Memories from high school. Soccer. Boys.

Vacations together. That time we sneaked out to go to a concert and narrowly escaped a group of men that was breaking car windows along the alleyway we parked on.

I get up and head to the bathroom in search of tissues to blow my nose. Sadness almost overwhelms me, and I sit in the stall for a while.
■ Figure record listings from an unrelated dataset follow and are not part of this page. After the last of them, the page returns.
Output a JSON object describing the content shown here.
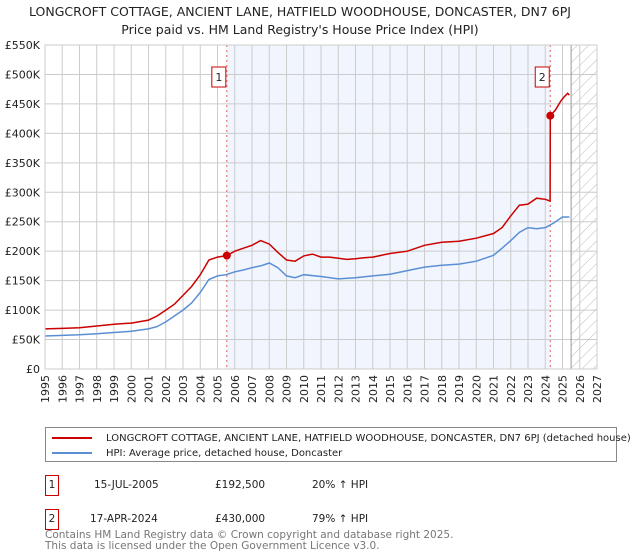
{
  "chart_data": {
    "type": "line",
    "title": "LONGCROFT COTTAGE, ANCIENT LANE, HATFIELD WOODHOUSE, DONCASTER, DN7 6PJ",
    "subtitle": "Price paid vs. HM Land Registry's House Price Index (HPI)",
    "xlim": [
      1995,
      2027
    ],
    "ylim": [
      0,
      550000
    ],
    "x_ticks": [
      "1995",
      "1996",
      "1997",
      "1998",
      "1999",
      "2000",
      "2001",
      "2002",
      "2003",
      "2004",
      "2005",
      "2006",
      "2007",
      "2008",
      "2009",
      "2010",
      "2011",
      "2012",
      "2013",
      "2014",
      "2015",
      "2016",
      "2017",
      "2018",
      "2019",
      "2020",
      "2021",
      "2022",
      "2023",
      "2024",
      "2025",
      "2026",
      "2027"
    ],
    "y_ticks": [
      {
        "v": 0,
        "label": "£0"
      },
      {
        "v": 50000,
        "label": "£50K"
      },
      {
        "v": 100000,
        "label": "£100K"
      },
      {
        "v": 150000,
        "label": "£150K"
      },
      {
        "v": 200000,
        "label": "£200K"
      },
      {
        "v": 250000,
        "label": "£250K"
      },
      {
        "v": 300000,
        "label": "£300K"
      },
      {
        "v": 350000,
        "label": "£350K"
      },
      {
        "v": 400000,
        "label": "£400K"
      },
      {
        "v": 450000,
        "label": "£450K"
      },
      {
        "v": 500000,
        "label": "£500K"
      },
      {
        "v": 550000,
        "label": "£550K"
      }
    ],
    "grid": true,
    "series": [
      {
        "name": "LONGCROFT COTTAGE, ANCIENT LANE, HATFIELD WOODHOUSE, DONCASTER, DN7 6PJ (detached house)",
        "color": "#cc0000",
        "x": [
          1995,
          1996,
          1997,
          1998,
          1999,
          2000,
          2001,
          2001.5,
          2002,
          2002.5,
          2003,
          2003.5,
          2004,
          2004.5,
          2005,
          2005.54,
          2006,
          2006.5,
          2007,
          2007.5,
          2008,
          2008.5,
          2009,
          2009.5,
          2010,
          2010.5,
          2011,
          2011.5,
          2012,
          2012.5,
          2013,
          2013.5,
          2014,
          2015,
          2016,
          2017,
          2018,
          2019,
          2020,
          2021,
          2021.5,
          2022,
          2022.5,
          2023,
          2023.5,
          2024,
          2024.28,
          2024.29,
          2024.6,
          2024.9,
          2025.1,
          2025.3,
          2025.4
        ],
        "y": [
          68000,
          69000,
          70000,
          73000,
          76000,
          78000,
          83000,
          90000,
          100000,
          110000,
          125000,
          140000,
          160000,
          185000,
          190000,
          192500,
          200000,
          205000,
          210000,
          218000,
          212000,
          198000,
          185000,
          183000,
          192000,
          195000,
          190000,
          190000,
          188000,
          186000,
          187000,
          189000,
          190000,
          196000,
          200000,
          210000,
          215000,
          217000,
          222000,
          230000,
          240000,
          260000,
          278000,
          280000,
          290000,
          288000,
          285000,
          430000,
          440000,
          455000,
          462000,
          468000,
          465000
        ]
      },
      {
        "name": "HPI: Average price, detached house, Doncaster",
        "color": "#5b8fd4",
        "x": [
          1995,
          1996,
          1997,
          1998,
          1999,
          2000,
          2001,
          2001.5,
          2002,
          2002.5,
          2003,
          2003.5,
          2004,
          2004.5,
          2005,
          2005.5,
          2006,
          2006.5,
          2007,
          2007.5,
          2008,
          2008.5,
          2009,
          2009.5,
          2010,
          2011,
          2012,
          2013,
          2014,
          2015,
          2016,
          2017,
          2018,
          2019,
          2020,
          2021,
          2021.5,
          2022,
          2022.5,
          2023,
          2023.5,
          2024,
          2024.5,
          2025,
          2025.4
        ],
        "y": [
          56000,
          57000,
          58000,
          60000,
          62000,
          64000,
          68000,
          72000,
          80000,
          90000,
          100000,
          112000,
          130000,
          152000,
          158000,
          160000,
          165000,
          168000,
          172000,
          175000,
          180000,
          172000,
          158000,
          155000,
          160000,
          157000,
          153000,
          155000,
          158000,
          161000,
          167000,
          173000,
          176000,
          178000,
          183000,
          193000,
          205000,
          218000,
          232000,
          240000,
          238000,
          240000,
          248000,
          258000,
          258000
        ]
      }
    ],
    "sales": [
      {
        "label": "1",
        "x": 2005.54,
        "y": 192500
      },
      {
        "label": "2",
        "x": 2024.29,
        "y": 430000
      }
    ],
    "forecast_start": 2025.5
  },
  "legend": {
    "red": "LONGCROFT COTTAGE, ANCIENT LANE, HATFIELD WOODHOUSE, DONCASTER, DN7 6PJ (detached house)",
    "blue": "HPI: Average price, detached house, Doncaster"
  },
  "sales_table": [
    {
      "num": "1",
      "date": "15-JUL-2005",
      "price": "£192,500",
      "hpi": "20% ↑ HPI"
    },
    {
      "num": "2",
      "date": "17-APR-2024",
      "price": "£430,000",
      "hpi": "79% ↑ HPI"
    }
  ],
  "footer": {
    "line1": "Contains HM Land Registry data © Crown copyright and database right 2025.",
    "line2": "This data is licensed under the Open Government Licence v3.0."
  }
}
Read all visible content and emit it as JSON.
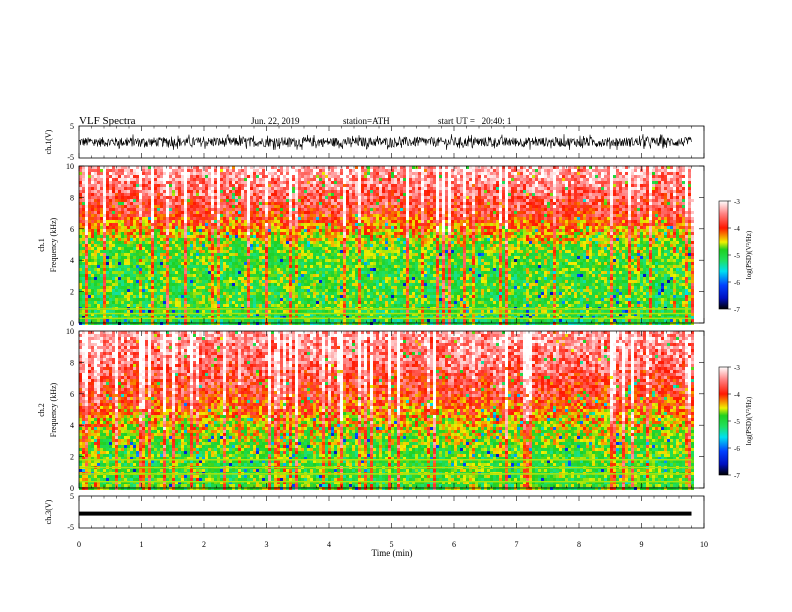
{
  "header": {
    "title": "VLF Spectra",
    "date": "Jun. 22, 2019",
    "station": "station=ATH",
    "start": "start UT =   20:40: 1"
  },
  "colors": {
    "spectrum_stops": [
      "#000000",
      "#0018ff",
      "#00d8ff",
      "#18e878",
      "#18d818",
      "#f0f000",
      "#ff2000",
      "#ff8888",
      "#ffffff"
    ]
  },
  "chart_data": [
    {
      "type": "line",
      "id": "ch1-waveform",
      "ylabel": "ch.1(V)",
      "ylim": [
        -5,
        5
      ],
      "ytick_labels": [
        "5",
        "-5"
      ],
      "xlim": [
        0,
        10
      ],
      "description_values": {
        "amplitude_range_V": [
          -2.5,
          2.5
        ],
        "center_V": 0
      }
    },
    {
      "type": "heatmap",
      "id": "ch1-spectrogram",
      "ylabel_line1": "ch.1",
      "ylabel_line2": "Frequency (kHz)",
      "ylim": [
        0,
        10
      ],
      "ytick_labels": [
        "0",
        "2",
        "4",
        "6",
        "8",
        "10"
      ],
      "xlim": [
        0,
        10
      ],
      "data_extent_min": [
        0,
        9.8
      ],
      "colorbar": {
        "label": "log(PSD)(V²/Hz)",
        "range": [
          -7,
          -3
        ],
        "tick_labels": [
          "-3",
          "-4",
          "-5",
          "-6",
          "-7"
        ]
      },
      "profile_log_psd_by_kHz": [
        [
          0,
          -5.2
        ],
        [
          1,
          -5.0
        ],
        [
          2,
          -5.0
        ],
        [
          3,
          -5.0
        ],
        [
          4,
          -5.0
        ],
        [
          5,
          -4.8
        ],
        [
          6,
          -4.4
        ],
        [
          7,
          -4.0
        ],
        [
          8,
          -3.8
        ],
        [
          10,
          -3.4
        ]
      ],
      "narrowband_lines_kHz": [
        0.3,
        0.6,
        0.9
      ]
    },
    {
      "type": "heatmap",
      "id": "ch2-spectrogram",
      "ylabel_line1": "ch.2",
      "ylabel_line2": "Frequency (kHz)",
      "ylim": [
        0,
        10
      ],
      "ytick_labels": [
        "0",
        "2",
        "4",
        "6",
        "8",
        "10"
      ],
      "xlim": [
        0,
        10
      ],
      "data_extent_min": [
        0,
        9.8
      ],
      "colorbar": {
        "label": "log(PSD)(V²/Hz)",
        "range": [
          -7,
          -3
        ],
        "tick_labels": [
          "-3",
          "-4",
          "-5",
          "-6",
          "-7"
        ]
      },
      "profile_log_psd_by_kHz": [
        [
          0,
          -5.0
        ],
        [
          1,
          -5.0
        ],
        [
          2,
          -5.0
        ],
        [
          3,
          -4.8
        ],
        [
          4,
          -4.6
        ],
        [
          5,
          -4.3
        ],
        [
          6,
          -4.0
        ],
        [
          7,
          -3.9
        ],
        [
          8,
          -3.7
        ],
        [
          10,
          -3.5
        ]
      ],
      "narrowband_lines_kHz": [
        0.4,
        0.9,
        1.3,
        1.8
      ]
    },
    {
      "type": "line",
      "id": "ch3-waveform",
      "ylabel": "ch.3(V)",
      "ylim": [
        -5,
        5
      ],
      "ytick_labels": [
        "5",
        "-5"
      ],
      "xlim": [
        0,
        10
      ],
      "description_values": {
        "constant_V": -0.5
      }
    }
  ],
  "xaxis": {
    "label": "Time (min)",
    "tick_labels": [
      "0",
      "1",
      "2",
      "3",
      "4",
      "5",
      "6",
      "7",
      "8",
      "9",
      "10"
    ]
  }
}
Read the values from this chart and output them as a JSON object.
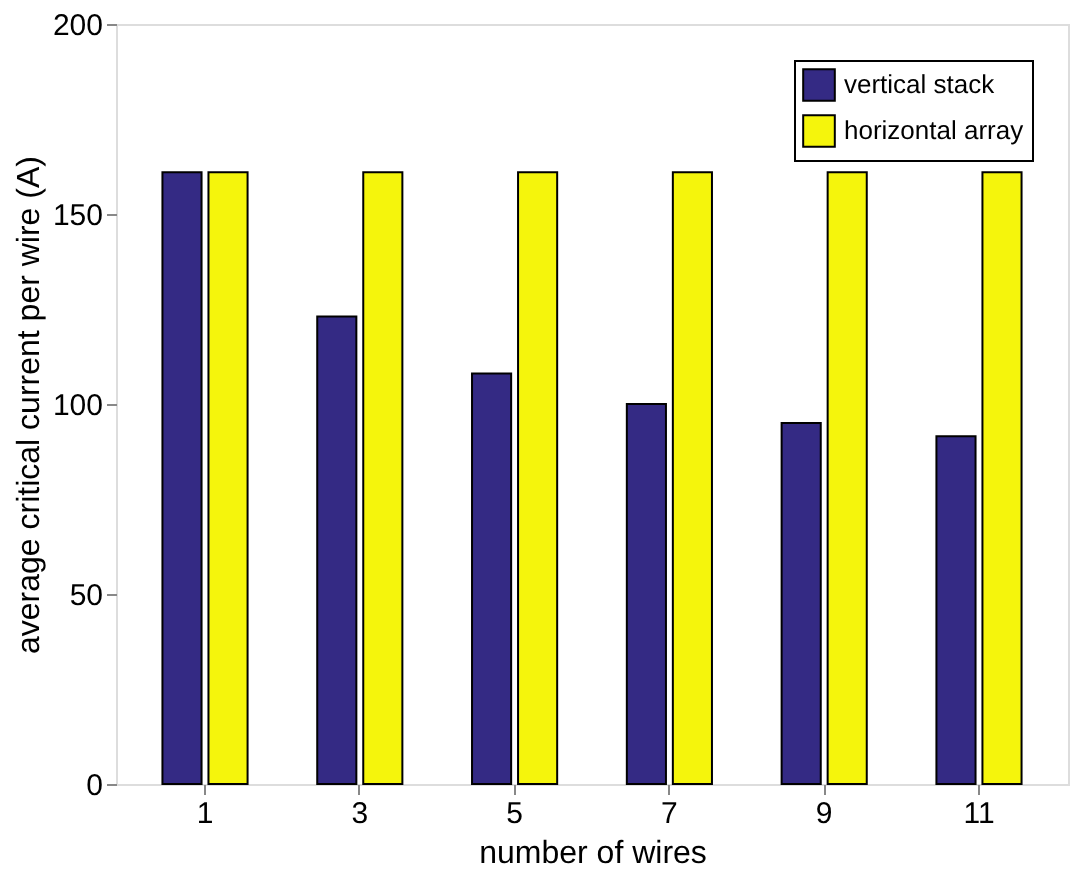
{
  "chart_data": {
    "type": "bar",
    "xlabel": "number of wires",
    "ylabel": "average critical current per wire (A)",
    "categories": [
      "1",
      "3",
      "5",
      "7",
      "9",
      "11"
    ],
    "series": [
      {
        "name": "vertical stack",
        "color": "#342a84",
        "values": [
          161,
          123,
          108,
          100,
          95,
          91.5
        ]
      },
      {
        "name": "horizontal array",
        "color": "#f5f50c",
        "values": [
          161,
          161,
          161,
          161,
          161,
          161
        ]
      }
    ],
    "ylim": [
      0,
      200
    ],
    "yticks": [
      0,
      50,
      100,
      150,
      200
    ],
    "grid": false,
    "legend": "top right"
  }
}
Just crying.

Is this my life now?

One devoid of friendship and stuck in a marriage I didn’t ask for?

Where did I go wrong?

If I’m making such bad decisions at twenty, is there any hope for my future?

Apollo’s words about making the best of a situation ring back to me, and I grimace. I’m not one to do that. I take the logical approach. What is most likely to happen? And when it comes down to it, I think the worst. It’s hopeless.

After splashing water on my face, I take a long moment to clear my head, then return to my desk.

I freeze.

There’s an open book on my laptop.

One with ancient and disturbing sketches inside.

I flip over the front so I can see the title: Aeschylus: Prometheus Bound.

The page that was left has some sentences underlined neatly in ink.

He then set a great winged eagle upon him, and it fed on his immortal liver.

He now must suffer, till he be taught to accept the sovereignty of Zeus.

Hand to my throat, I flip around in time to spot a shadow disappearing into the darkened stacks. Like they were just standing there. I’m too breathless to scream. So I hurry toward the figure, ready to fight. To shout. To kick… Something.

Is it him?

The man from Thriller Thursday?

Ellis’s murderer?

But when I reach the threshold of the doors to the staircase, there’s no one. Not even an echo of a footstep.

I creep slowly back to my spot. Every bookcase I pass, I’m tense. Ready for someone to jump out at me.

It’s time to leave.

Hands shaking, I stuff everything I have into my bag and scurry down to the first floor. Before I reach the exit, Isa Montez, a third year Omega stops me.

“Hey, Scout!” She never talks to me, so I freeze. I must look terrified.

“Hello.”

“You looking for Ayan?”

Nausea makes my throat tighten. “No, why?” I squeak out the question.

Her brow furrows with confusion. “Oh. I thought he was looking for you.” She points to the doors and shrugs. “Well, he just left.”